Si les grands groupes possèdent des services RH employant plusieurs personnes, la situation est tout autre dans les PME, surtout dans celles de moins de 300 salariés. Pourtant, les enjeux RH sont clés pour assurer le plein développement d’une structure, même à taille humaine.
Nathalie Atlan-Landaburu, après plus de 25 ans passés en entreprise, en cabinet conseil et au sein de grandes agences de communication RH, s’est spécialisée dans le conseil en stratégie RH auprès des PME. Elle nous évoque ainsi, sans détour, la situation au quotidien des RH dans les PME en France.
Les PME sont-elles sensibles aux enjeux RH aujourd’hui?
De plus en plus. Elles sont conscientes que leur principale richesse réside dans leurs équipes. Pour se développer, elles doivent mettre en place des processus RH efficaces et innovants.

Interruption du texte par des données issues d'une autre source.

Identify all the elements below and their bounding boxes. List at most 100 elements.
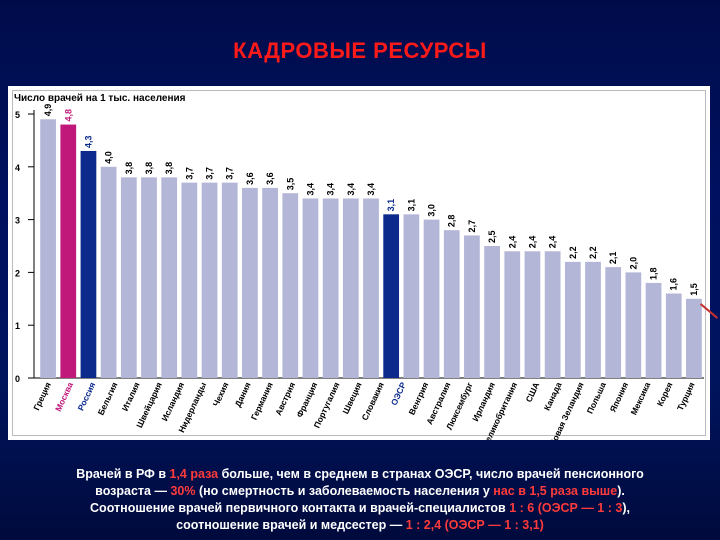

C’est une réalité dans le recrutement, où c’est toujours difficile pour elles d’attirer les meilleurs talents car elles n’ont pas la notoriété, ni les budgets des grands groupes. C’est de plus en plus vrai pour les politiques d’intégration. Elles ont fait de grands efforts pour développer des programmes permettant de gérer au mieux l’arrivée et la formation des nouvelles recrues.
L’entretien professionnel fait enfin l’objet d’une attention toute particulière. Les PME ont compris que cet événement n’est pas seulement une formalité à remplir mais bien un rendez-vous au service du développement personnel de chaque collaborateur.
Comment les RH sont-elles gérées au sein des PME ?
Les PME de moins de 300 salariés que je rencontre n’ont pas de DRH à temps plein. C’est souvent une personne de la société qui cumule les missions RH avec d’autres fonctions. La conséquence directe est que cette personne n’a pas assez de temps à accorder aux actions RH, bien elle soit consciente de leurs enjeux.
Les PME se font donc logiquement aider par des consultants externes. Elles sont demandeuses de coaching RH. Nous voyons aussi se développer des services de DRH externe, assez pertinents. Un consultant RH vient par exemple une journée par semaine dans une PME tout au long de l’année. Cela permet d’allier les avantages d’une expertise externe pointue avec une bonne connaissance de l’entreprise.
Les dépenses RH sont-elles perçues comme un investissement ?
Ce n’est pas malheureusement pas encore le cas. Dans les PME, les dirigeants sont très pris par le quotidien, la gestion des budgets et de la trésorerie est toujours délicate. Les dépenses RH sont donc avant tout perçues comme des coûts. A part les dépenses de formation qui font l’objet d’un budget spécifique, la majorité des PME n’ont pas de budget annuel consacré aux RH. Pour le recrutement par exemple, l'achat d'un logiciel est vécu comme une dépense alors que c'est un investissement pour une meilleure organisation. Elles agissent encore au coup par coup.
Cela est regrettable pour deux raisons. D’une part, cela leur coûte plus cher. Acheter des espaces en direct auprès des media est souvent plus onéreux que de passer par une agence qui centralise ses achats et peut négocier. D’autre part, il est plus difficile d’avoir une image d’employeur cohérente avec des actions ponctuelles plutôt qu'avec une stratégie globale.
De nombreuses lois ont été votées en 2008 changeant le quotidien des PME. Comment sont-elles perçues ?
Il faut être franc. C’est très difficile pour les PME de suivre l’actualité législative. Beaucoup de lois ont été modifiées récemment, et les dirigeants ne trouvent pas toujours le temps de se pencher sur ces dossiers. Les nouvelles mesures seront mises en application mais il faut laisser du temps. La formation et l’information jouent un rôle essentiel.
Les PME font aujourd’hui de vrais efforts pour leur politique RH, tant sur le recrutement, la formation, la gestion des carrières que sur de grands projets transversaux comme la diversité ou le développement durable. Mais le secteur d’activé et la personnalité des dirigeants influent de façon majeure sur l’importance et les moyens alloués à ces sujets. Chaque PME, ne l’oublions pas, est unique.